Which Should You Choose?

If you already manage everything inside a brokerage account and simply want price exposure, a low-cost European-listed gold ETF such as SGLN is a clean, familiar option. If you want to own the metal itself — with the ability to choose your vault jurisdiction, minimise counterparty risk, and potentially take delivery later — allocated digital gold is the more direct route. Many investors hold both. To see where to open an account and compare providers, read our overview of where to buy gold, and learn how the buying process works with our how it works guide.

This article is for general education only and is not investment, tax or legal advice. The value of gold can go down as well as up. Tax treatment depends on your individual circumstances and may change. Consider seeking advice from a qualified professional before investing.
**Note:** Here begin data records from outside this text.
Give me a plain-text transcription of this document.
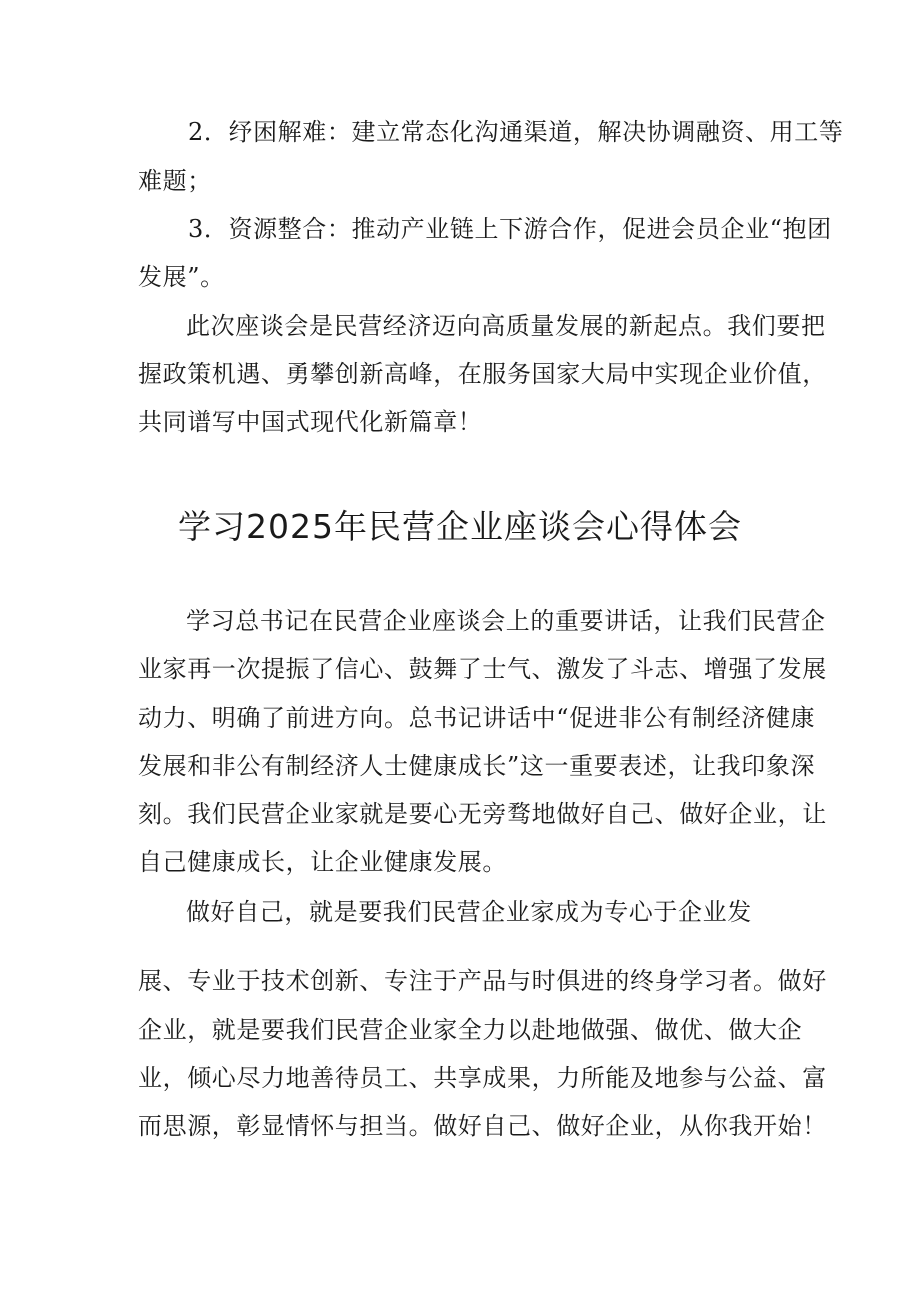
2．纾困解难：建立常态化沟通渠道，解决协调融资、用工等
难题；
3．资源整合：推动产业链上下游合作，促进会员企业“抱团
发展”。
此次座谈会是民营经济迈向高质量发展的新起点。我们要把
握政策机遇、勇攀创新高峰，在服务国家大局中实现企业价值，
共同谱写中国式现代化新篇章！
学习2025年民营企业座谈会心得体会
学习总书记在民营企业座谈会上的重要讲话，让我们民营企
业家再一次提振了信心、鼓舞了士气、激发了斗志、增强了发展
动力、明确了前进方向。总书记讲话中“促进非公有制经济健康
发展和非公有制经济人士健康成长”这一重要表述，让我印象深
刻。我们民营企业家就是要心无旁骛地做好自己、做好企业，让
自己健康成长，让企业健康发展。
做好自己，就是要我们民营企业家成为专心于企业发
展、专业于技术创新、专注于产品与时俱进的终身学习者。做好
企业，就是要我们民营企业家全力以赴地做强、做优、做大企
业，倾心尽力地善待员工、共享成果，力所能及地参与公益、富
而思源，彰显情怀与担当。做好自己、做好企业，从你我开始！
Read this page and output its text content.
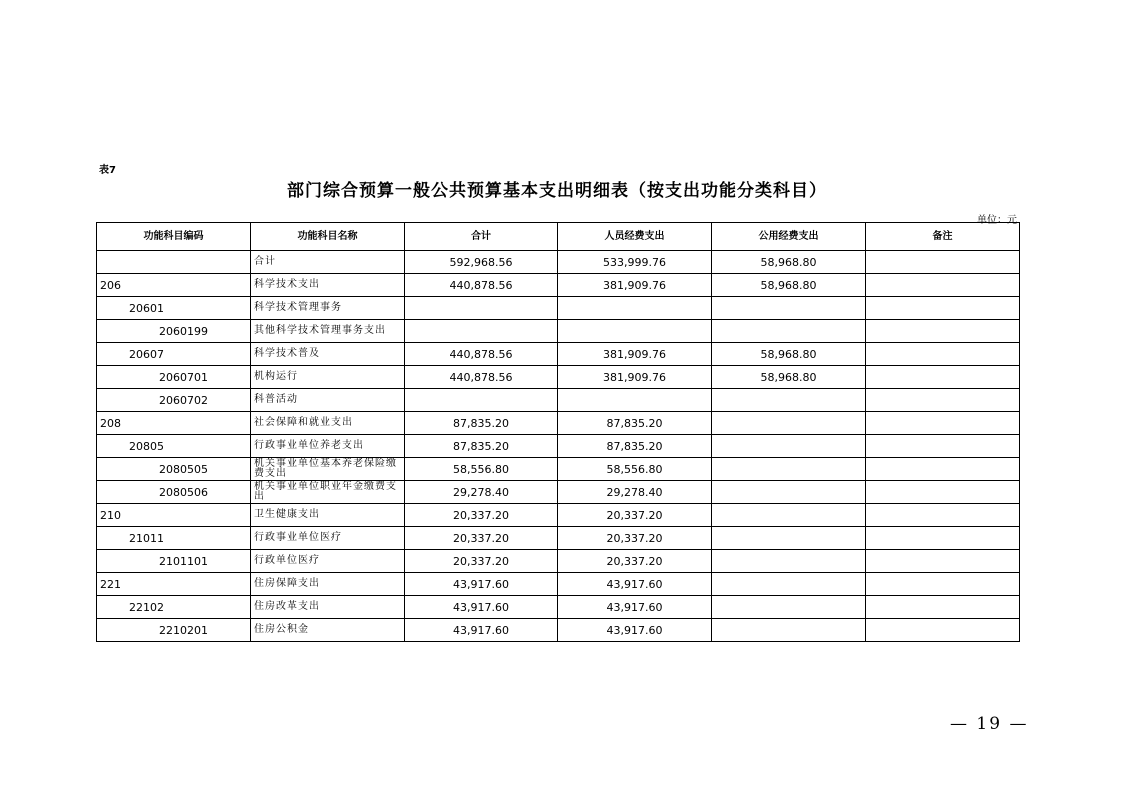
表7
部门综合预算一般公共预算基本支出明细表（按支出功能分类科目）
单位：元
功能科目编码	功能科目名称	合计	人员经费支出	公用经费支出	备注
	合计	592,968.56	533,999.76	58,968.80	
206	科学技术支出	440,878.56	381,909.76	58,968.80	
20601	科学技术管理事务				
2060199	其他科学技术管理事务支出				
20607	科学技术普及	440,878.56	381,909.76	58,968.80	
2060701	机构运行	440,878.56	381,909.76	58,968.80	
2060702	科普活动				
208	社会保障和就业支出	87,835.20	87,835.20		
20805	行政事业单位养老支出	87,835.20	87,835.20		
2080505	机关事业单位基本养老保险缴费支出	58,556.80	58,556.80		
2080506	机关事业单位职业年金缴费支出	29,278.40	29,278.40		
210	卫生健康支出	20,337.20	20,337.20		
21011	行政事业单位医疗	20,337.20	20,337.20		
2101101	行政单位医疗	20,337.20	20,337.20		
221	住房保障支出	43,917.60	43,917.60		
22102	住房改革支出	43,917.60	43,917.60		
2210201	住房公积金	43,917.60	43,917.60		
— 19 —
Frequently asked questions

Do I pay VAT on a gold ETF or digital gold in the UK or EU?
No. Investment gold is VAT-exempt across the EU and the UK, and both physically-backed gold ETFs and allocated digital gold fall within that exemption. Note that silver and platinum generally do carry VAT, so this advantage is specific to gold.
Is digital gold safer than a gold ETF?
Fully allocated digital gold carries minimal counterparty risk because the metal is your legal property held in an insured vault, not an asset on the platform's balance sheet. A gold ETF adds layers — fund, custodian and authorised participants — though reputable physically-backed ETFs are still well-structured.
Which is cheaper to hold over the long term?
The two are broadly comparable: European-listed gold ETFs often charge around 0.12%–0.40% a year, while allocated digital gold storage fees are typically around 0.10%–0.30%. Compare the all-in cost including dealing spreads rather than the headline fee alone.
Can I take physical delivery of my gold?
With most gold ETFs, redemption for physical metal is impractical and usually restricted to very large bar sizes. Allocated digital gold platforms frequently let you convert your holding into deliverable coins or bars.
Where is my gold stored with a digital gold provider?
With OneGold you can typically choose a vault jurisdiction, with the UK (London) and Switzerland (Zurich) emphasised for European investors and US and Canadian vaulting also available — all major bullion centres with a strong rule of law. Insist on allocated, segregated metal that is independently audited and insured.
Can I switch from gold into silver or platinum without selling to cash first?
On some digital gold platforms, yes — you can rotate between metals directly using a switch feature, which can be more efficient than fully liquidating one position before buying another.